Habían tenido esa misma conversación muchas veces, y Delaney siempre tenía la impresión de que no hablaban de él. La conversación siempre empezaba y acababa igual, pero nunca resolvía nada-. ¿Cuántas personas crees que vendrán?- preguntó, refiriéndose al buffet posterior al funeral.

– Casi todo el mundo, supongo-. Gwen acortó la distancia que las separaba y colocó el pelo de Delaney detrás de su oreja.

Delaney medio esperó que su madre se mojara los dedos y colocara un rizo sobre su frente como había hecho cuando Delaney era niña. Lo odiaba entonces, y lo odiaba ahora. Era una fijación, como si no fuera lo suficientemente buena tal y como era. La continua y constante queja, como si así la pudiera convertir en algo que no era.

No. Nada había cambiado.

– Estoy tan contenta de que estés en casa, Laney.

Delaney se sintió sofocada y se apresuró a abrir la ventanilla eléctrica. Aspiró el aire fresco de la montaña y lo expulsó lentamente. Dos días, se dijo a sí misma. Se iría a casa en dos días.

La semana pasada, había recibido la notificación de que la mencionaban en el testamento de Henry. Después de la forma en que habían terminado, no suponía que la hubiera incluido. Se preguntó si habría incluido también a Nick, o si ignoraría a su hijo, incluso después de su muerte.

En seguida se preguntó si Henry le habría dejado dinero o propiedades. Muy probablemente le hubiera dejado algo para hacer la gracia, como un viejo barco pesquero oxidado o un chaquetón usado. Fuera lo que fuera no tenía importancia, se iba exactamente después de que leyeran el testamento. Ahora todo lo que tenía que hacer era reunir el coraje para decírselo a su madre. Tal vez era mejor que la llamara desde un teléfono público de las afueras de Salt Lake City. Hasta entonces, tenía intención de buscar algunas de sus antiguas amigas, dejarse caer en algunos de los bares locales, y esperaba poder soportarlo hasta que se pudiera ir a casa, a una gran ciudad donde sí podía respirar. Sabía que si se quedaba más de unos días, perdería la cabeza, o incluso peor, se perdería a sí misma.

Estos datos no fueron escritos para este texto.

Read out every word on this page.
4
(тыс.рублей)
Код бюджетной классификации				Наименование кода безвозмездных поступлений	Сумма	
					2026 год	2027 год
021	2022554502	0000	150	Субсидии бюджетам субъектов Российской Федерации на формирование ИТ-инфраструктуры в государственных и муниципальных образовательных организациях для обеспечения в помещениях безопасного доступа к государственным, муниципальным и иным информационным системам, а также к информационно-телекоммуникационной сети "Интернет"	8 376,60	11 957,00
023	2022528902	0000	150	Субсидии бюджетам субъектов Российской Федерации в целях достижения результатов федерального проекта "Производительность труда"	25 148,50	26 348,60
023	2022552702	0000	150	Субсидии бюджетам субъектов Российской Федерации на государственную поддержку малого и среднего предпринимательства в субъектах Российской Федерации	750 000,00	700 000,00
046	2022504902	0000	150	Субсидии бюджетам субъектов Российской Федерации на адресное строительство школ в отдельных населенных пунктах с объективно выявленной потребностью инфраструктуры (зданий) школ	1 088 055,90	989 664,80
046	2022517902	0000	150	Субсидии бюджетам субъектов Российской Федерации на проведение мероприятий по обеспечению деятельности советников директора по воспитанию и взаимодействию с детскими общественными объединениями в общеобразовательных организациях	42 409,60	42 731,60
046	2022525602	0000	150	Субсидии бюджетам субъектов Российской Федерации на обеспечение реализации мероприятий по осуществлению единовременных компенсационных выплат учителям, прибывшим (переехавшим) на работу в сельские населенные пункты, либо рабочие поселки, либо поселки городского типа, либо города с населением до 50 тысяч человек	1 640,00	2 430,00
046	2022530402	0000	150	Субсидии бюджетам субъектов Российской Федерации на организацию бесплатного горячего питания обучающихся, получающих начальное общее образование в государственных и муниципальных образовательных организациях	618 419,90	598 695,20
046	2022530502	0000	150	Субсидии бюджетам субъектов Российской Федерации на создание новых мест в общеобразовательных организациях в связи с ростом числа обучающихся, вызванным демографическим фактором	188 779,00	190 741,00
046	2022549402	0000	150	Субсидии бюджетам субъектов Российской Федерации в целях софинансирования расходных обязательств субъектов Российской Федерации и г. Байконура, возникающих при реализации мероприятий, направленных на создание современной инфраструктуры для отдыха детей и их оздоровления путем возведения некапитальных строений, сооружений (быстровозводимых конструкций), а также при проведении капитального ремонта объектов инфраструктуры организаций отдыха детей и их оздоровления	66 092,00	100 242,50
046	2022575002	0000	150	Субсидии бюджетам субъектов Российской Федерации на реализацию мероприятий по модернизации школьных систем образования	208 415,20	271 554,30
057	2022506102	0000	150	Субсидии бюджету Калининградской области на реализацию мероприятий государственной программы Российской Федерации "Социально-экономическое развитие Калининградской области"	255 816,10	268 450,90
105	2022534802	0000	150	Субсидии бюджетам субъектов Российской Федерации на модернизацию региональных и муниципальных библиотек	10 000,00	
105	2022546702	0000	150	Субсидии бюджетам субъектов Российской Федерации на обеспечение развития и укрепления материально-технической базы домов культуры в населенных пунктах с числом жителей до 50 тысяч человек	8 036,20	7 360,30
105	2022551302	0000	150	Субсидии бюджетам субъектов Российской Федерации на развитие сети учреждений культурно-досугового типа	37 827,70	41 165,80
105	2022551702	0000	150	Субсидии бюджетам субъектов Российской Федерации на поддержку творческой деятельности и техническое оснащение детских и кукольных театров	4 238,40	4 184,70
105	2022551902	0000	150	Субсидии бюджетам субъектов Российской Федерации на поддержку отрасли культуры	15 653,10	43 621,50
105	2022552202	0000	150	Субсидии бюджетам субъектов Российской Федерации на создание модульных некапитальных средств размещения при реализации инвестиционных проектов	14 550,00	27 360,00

– Pero bueno, mira quien ha vuelto.

Delaney colocó una bandeja de champiñones rellenos en la mesa del buffet y luego miró los ojos de su enemiga de infancia, Helen Schnupp. Mientras crecía, Helen había sido como una espina clavada en Delaney, una piedra en su zapato y un dolor colosal en el culo. Cada vez que Delaney se había dado la vuelta, Helen había estado allí, normalmente un paso por delante. Helen había sido más bonita, más rápida en la pista y mejor en baloncesto. En segundo grado Helen le había quitado el primer lugar en el concurso de ortografía del condado. En octavo Helen había ganado las elecciones de delegada de curso, y en décimo primer grado la habían pillado en el cine al aire libre con el novio de Delaney, Tommy Markham, cabalgando sobre su “salchicha” en la parte trasera de la camioneta de la familia Markham. Una chica no olvidaba una cosa como esa, pero Delaney tuvo el silencioso placer de ver la caída de Helen y ver la luz al final del tunel.

– Helen Schnupp, -dijo, odiando admitir para sí misma que quitando el desastroso peinado, su vieja enemiga era todavía muy bonita.

– Es Markham ahora-. Helen cogió un croissant y lo rellenó con lonchas de jamón-. Tommy y yo llevamos siete años felizmente casados.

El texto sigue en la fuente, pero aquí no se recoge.